I will say that I have been incredibly fortunate that pregnancy hormones seem to do good things to my mental/emotional well-being. I haven't been happier in years; this has been scary, but I haven't been nearly as anxious as I was pre-pregnancy. I'm sure that has definitely helped with my feelings of bonding.
With my last pregnancy I think the bond started when I could feel him kick. That happened later than for most people because he was 4 weeks behind in growth plus I had an anterior placenta... so I don't think I felt that until 22/23-ish weeks. I have an anterior placenta this time around too, so I figure it'll be awhile.
I'm hoping this time my husband will be able to feel kicks... last time I only made it to 32 weeks and the kicks never got that large (well, outside of what I felt!) for him to feel them.

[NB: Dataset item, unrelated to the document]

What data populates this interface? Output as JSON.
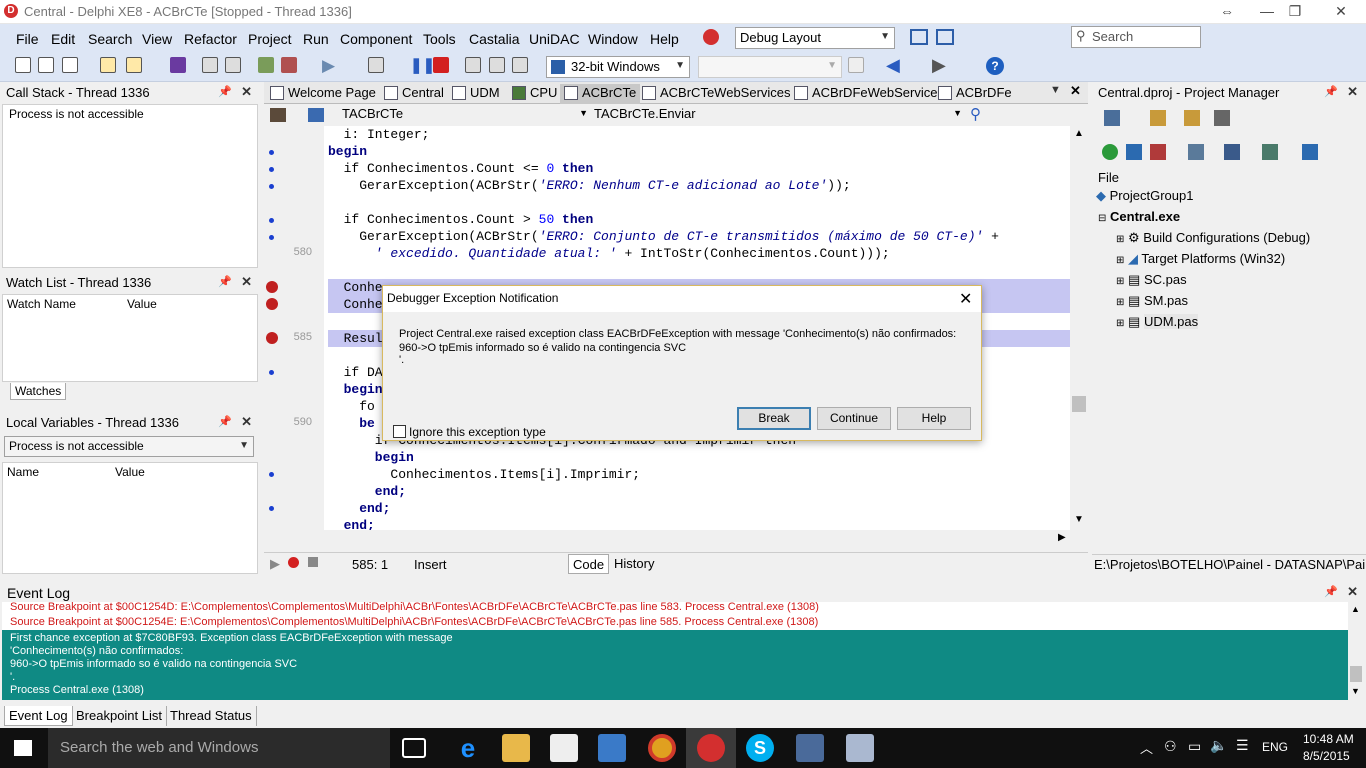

Once he started moving and we found out he was a boy. Those both happened within a week of each other, at 18-19 weeks. Both helped me to feel like there was an actual baby growing in my stomach and that's when I started to feel a stronger connection with him.
I'm still having a hard time fully grasping that there's going to be a baby at the end of this. I think I'll bond once she's here. It's gotten better since I've been able to feel more consistent and dynamic movements.
I'm still having a hard time fully grasping that there's going to be a baby at the end of this. I think I'll bond once she's here. It's gotten better since I've been able to feel more consistent and dynamic movements.
I keep saying stuff to DH like "can you believe we have a playroom in our house?! Can you believe we have baby clothes?! Look we have a crib, I can't believe it!" And he's all like "duh, we are having a baby, of course we have that stuff!"